Amazon’s AWS S3 is a versatile, economical, and safe way of storing data objects in the cloud. The name stands for “Simple Storage Service,” and it provides a simple organization for storing and retrieving information. Unlike a database, it doesn’t do anything fancy. It does one thing: letting you store as much data as you want. Its data is stored redundantly across multiple sites. That makes the chances of data loss or downtime tiny, far lower than they would be if you used on-premises hardware. It has good security, with options to make it still stronger.
S3 vs. other services
S3 isn’t a database, in the sense of a service with a query language for adding and extracting data fields. If that’s what you want, you should look at Amazon’s RDS. With RDS, you can choose from several different SQL engines. Alternatively, you can host a database on your own servers, with all the responsibility that entails. S3 is more economical than RDS if you don’t need all the features of a database.
S3 also isn’t a full-blown file system. It consists of buckets which hold objects, but you can’t nest them inside other buckets. For a general-purpose, hierarchical file system, you should look at Amazon’s EFS or set up a virtual machine and use its file directories. If you set up a cloud VM using a service like EC2, you pay for storage as part of the VM’s ongoing costs.
AWS S3 is optimized for “write once, read many” operation. When you update an object, you replace the whole object. If your data requires constant modifications, it’s better to use RDS, EFS, or the local file system of a VM.
The basics of S3
The organization of information in S3 is very simple. Information consists of objects, which are stored in buckets. A bucket belongs to one account. An object is just a bunch of data plus some metadata describing it. Metadata are key-value pairs. S3 works with the metadata, but the object data is just a collection of bytes as far as it’s concerned.
You can save multiple versions of an object, letting you go back to an earlier version if you change or delete something by mistake. Every object has a key and a version number to identify it uniquely across all of S3.
You can specify the geographic region a bucket is stored in. That lets you keep latency down, and it may help to meet regulatory requirements.
Normally S3 reads or writes whole objects, but S3 Select allows retrieving just part of an object. This is a new feature available to all customers.
Uses for S3
Wherever an application calls for retrieving moderate to large units of data that don’t change often, S3 can be a great choice.

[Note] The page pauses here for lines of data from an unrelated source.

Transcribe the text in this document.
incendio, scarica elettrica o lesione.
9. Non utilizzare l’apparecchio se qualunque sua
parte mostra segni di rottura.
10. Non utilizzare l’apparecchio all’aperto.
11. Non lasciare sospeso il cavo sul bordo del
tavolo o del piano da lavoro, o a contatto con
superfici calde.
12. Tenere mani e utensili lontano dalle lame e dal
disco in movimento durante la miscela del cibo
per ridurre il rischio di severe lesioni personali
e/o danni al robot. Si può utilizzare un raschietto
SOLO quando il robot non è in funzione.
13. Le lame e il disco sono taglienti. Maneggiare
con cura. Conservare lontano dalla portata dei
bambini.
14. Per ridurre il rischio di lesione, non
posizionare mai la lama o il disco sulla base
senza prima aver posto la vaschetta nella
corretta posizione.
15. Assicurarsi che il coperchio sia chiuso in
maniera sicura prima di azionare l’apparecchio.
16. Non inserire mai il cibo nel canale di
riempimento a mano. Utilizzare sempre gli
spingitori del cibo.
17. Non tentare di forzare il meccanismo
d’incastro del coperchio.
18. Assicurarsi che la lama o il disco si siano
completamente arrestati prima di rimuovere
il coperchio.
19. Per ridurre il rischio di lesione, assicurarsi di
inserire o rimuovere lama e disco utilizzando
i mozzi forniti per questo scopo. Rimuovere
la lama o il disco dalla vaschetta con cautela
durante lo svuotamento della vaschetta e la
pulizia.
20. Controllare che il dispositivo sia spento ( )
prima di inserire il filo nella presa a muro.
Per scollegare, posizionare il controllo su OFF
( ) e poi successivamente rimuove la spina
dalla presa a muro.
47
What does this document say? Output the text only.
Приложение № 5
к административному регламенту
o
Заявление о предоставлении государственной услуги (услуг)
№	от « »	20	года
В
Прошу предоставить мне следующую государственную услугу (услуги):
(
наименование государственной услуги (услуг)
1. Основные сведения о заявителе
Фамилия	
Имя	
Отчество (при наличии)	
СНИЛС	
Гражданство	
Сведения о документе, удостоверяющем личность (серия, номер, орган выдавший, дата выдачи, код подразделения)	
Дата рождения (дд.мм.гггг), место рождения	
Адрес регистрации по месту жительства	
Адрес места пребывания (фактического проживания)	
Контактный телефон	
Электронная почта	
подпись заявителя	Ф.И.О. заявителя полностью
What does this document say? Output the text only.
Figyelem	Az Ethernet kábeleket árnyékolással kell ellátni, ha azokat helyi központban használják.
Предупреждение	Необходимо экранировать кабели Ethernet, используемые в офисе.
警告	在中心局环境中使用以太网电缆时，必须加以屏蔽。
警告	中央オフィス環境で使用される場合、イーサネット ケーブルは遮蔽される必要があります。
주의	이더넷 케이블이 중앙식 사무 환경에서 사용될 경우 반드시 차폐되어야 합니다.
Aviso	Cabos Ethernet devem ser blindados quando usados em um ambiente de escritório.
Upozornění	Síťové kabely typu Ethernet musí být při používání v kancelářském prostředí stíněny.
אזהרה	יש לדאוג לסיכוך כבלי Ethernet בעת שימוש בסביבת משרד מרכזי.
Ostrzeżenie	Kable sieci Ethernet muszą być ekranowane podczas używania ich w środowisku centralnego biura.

- Backup: S3 can hold a backup copy of a website, a database, or a whole disk. With very high durability, it gives confidence your data won’t be lost.
- Disaster recovery: A complete, up-to-date disk image can be stored on S3. If a disaster makes a primary server unavailable, the saved image is available to launch another server and keep business operations going.
- Application data: S3 can hold large amounts of data for use by a web or mobile application. For instance, it could hold images of all the products a business sells or geographic data about its locations.
- Website data: S3 can host a complete static website (one which doesn’t require running any code on the server). To set it up, you tell S3 to configure a bucket as a website endpoint.
Access control and security
Buckets and objects are secure by default, and you can make them more secure by applying the right options. You have control over how they’re shared, and you can encrypt the data.
The system of bucket policies gives you detailed control over access. You can limit access by account, IP address, or membership in an access group. Multi-factor authentication can be mandated. Read access can be open to everyone while write access is restricted to just a few users. If you prefer, you can use AWS IAM to manage access.
For additional protection of data, you can use server-side or client-side encryption. That way, even if someone steals a password and gets access to your objects, they won’t be able to do anything with them.
Pricing
The cost of S3 storage depends on how much you use, and it varies by region. New AWS customers can use the Free Tier to get 5 GB of storage, 20,000 get requests, 2,000 put requests and up to 15 GB of data retrieval. The Free Tier is available for one year.
In the United States, the first 50 terabytes of S3 standard storage are available for $0.023 to $0.026 per GB per month, depending on the region. The price per GB drops slightly for higher usage levels. Taxes are additional.
There is a cost for reading and writing data in addition to the storage cost. In accordance with the “write once, read many” philosophy, requests that retrieve data are much less expensive than ones that write it. Retrieving costs just $0.0004 per thousand requests in most of the US, while writing data costs $0.005 per thousand requests. An infrequent access option is available, which costs less for storage but more for access.
Getting started
If you have an AWS account, setting up S3 usage is straightforward. From the console, select the S3 service. You’ll be given the option to create a new bucket. You need to give it a unique name and select a region. There are a number of options you can then choose, including logging and versioning. Next, you can give permission to other accounts to access the bucket. The console will let your review your settings, after which you confirm the creation of the bucket.
Next, you can upload objects to the bucket and set permissions and properties for them. If you’re using S3 through other AWS services, you may never need to upload directly. You’ll still want to check the S3 console occasionally to verify that your usage and costs are in the range you expected and that bucket authorizations are what they should be.
When deciding whether S3 is the best way to handle the storage for your application, evaluate how it stacks up against your needs. If you don’t require a full file system and you don’t need to rewrite data often, S3 can be a very cost-effective choice. It provides high data availability and security at a very reasonable price.